Ha sido igualmente un placer reencontrarme con compañeros con los que ya había coincidido en otras ocasiones y descubrir a nuevos artistas cuyo trabajo desconocía. Al final, una exposición colectiva también consiste en eso, en conversar, aprender, compartir procesos, intercambiar ideas y recordar que detrás de cada obra existe una manera distinta de entender el mundo.
Creo que esa es una de las mayores virtudes de este tipo de encuentros. El verdadero protagonista deja de ser el artista para convertirse en el conjunto. La suma de todas las obras genera una experiencia mucho más rica que cualquiera de ellas por separado. Y quizá esa sea la mejor forma de rendir homenaje a alguien como Marilyn Monroe, demostrando que un mismo icono puede seguir provocando emociones, preguntas y reflexiones completamente diferentes un siglo después.
En mi caso, decidí alejarme del retrato convencional para centrarme en el conflicto que siempre me ha resultado más interesante, la distancia entre Marilyn Monroe, el personaje, y Norma Jeane, la mujer.
De esa reflexión nace Marilyn vs Norma, una obra que intenta representar la fractura entre la identidad pública y la identidad personal mediante tres retratos construidos con los colores primarios, entendidos como el origen de todas las emociones y, al mismo tiempo, como un prisma desde el que observar una personalidad tan compleja como contradictoria.
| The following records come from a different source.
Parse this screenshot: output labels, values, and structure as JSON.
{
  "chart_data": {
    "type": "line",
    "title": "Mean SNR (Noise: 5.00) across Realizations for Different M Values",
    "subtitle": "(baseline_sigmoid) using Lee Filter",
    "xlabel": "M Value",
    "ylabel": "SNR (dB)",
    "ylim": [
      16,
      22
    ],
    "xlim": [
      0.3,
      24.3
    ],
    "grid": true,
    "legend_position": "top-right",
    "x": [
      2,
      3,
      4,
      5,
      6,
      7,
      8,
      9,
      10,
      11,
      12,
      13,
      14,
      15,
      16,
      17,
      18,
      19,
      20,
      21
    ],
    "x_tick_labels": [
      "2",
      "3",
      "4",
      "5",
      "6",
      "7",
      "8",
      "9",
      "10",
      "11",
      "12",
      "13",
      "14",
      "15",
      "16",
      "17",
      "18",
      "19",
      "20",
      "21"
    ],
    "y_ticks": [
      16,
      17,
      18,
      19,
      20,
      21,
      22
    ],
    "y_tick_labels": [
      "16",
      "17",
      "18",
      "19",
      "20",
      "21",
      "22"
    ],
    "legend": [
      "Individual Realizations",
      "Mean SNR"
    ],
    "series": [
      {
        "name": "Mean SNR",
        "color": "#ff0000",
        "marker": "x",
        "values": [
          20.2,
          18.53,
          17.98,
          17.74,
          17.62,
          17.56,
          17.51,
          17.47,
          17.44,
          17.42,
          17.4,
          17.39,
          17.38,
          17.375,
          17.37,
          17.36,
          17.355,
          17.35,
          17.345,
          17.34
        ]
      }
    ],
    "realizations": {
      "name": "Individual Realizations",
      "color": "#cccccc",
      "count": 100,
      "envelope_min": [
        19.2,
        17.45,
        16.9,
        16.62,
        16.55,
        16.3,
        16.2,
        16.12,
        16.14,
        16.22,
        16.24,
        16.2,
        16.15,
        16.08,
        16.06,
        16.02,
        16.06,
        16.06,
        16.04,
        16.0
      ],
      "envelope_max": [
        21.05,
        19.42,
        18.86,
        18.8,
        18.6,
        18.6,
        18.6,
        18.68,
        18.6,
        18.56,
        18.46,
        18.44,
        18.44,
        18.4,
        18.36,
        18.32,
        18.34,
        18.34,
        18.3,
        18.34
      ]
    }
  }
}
Pero esa historia merece una explicación más pausada. Porque, en realidad, esta obra nunca pretendió hablar únicamente de Marilyn. Pretende hablar de todos nosotros. De la imagen que proyectamos. De la persona que somos cuando desaparecen los focos. Y de esa delgada línea que, en ocasiones, separa a un ser humano del personaje que termina construyendo.
Si algo me llevo de esta exposición no es solo la satisfacción de haber formado parte de ella, sino la certeza de que el arte sigue teniendo la extraordinaria capacidad de reunir a personas muy diferentes alrededor de una misma emoción. Cada artista llegó con su lenguaje, su técnica y su forma de mirar, pero todos contribuimos a construir una conversación común. Y eso, quizá, sea el mejor homenaje posible, demostrar que las grandes figuras trascienden el tiempo cuando siguen siendo capaces de inspirar nuevas preguntas, nuevos encuentros y nuevas maneras de sentir.
"Esta obra no habla únicamente de Marilyn Monroe; habla de la lucha entre quiénes somos y quiénes el mundo espera que seamos. A través de tres retratos y los colores primarios, construyo un prisma emocional donde conviven la diva, la mujer y la persona. Marilyn vs Norma es una reflexión sobre cómo un personaje puede llegar a eclipsar a la identidad que le dio origen."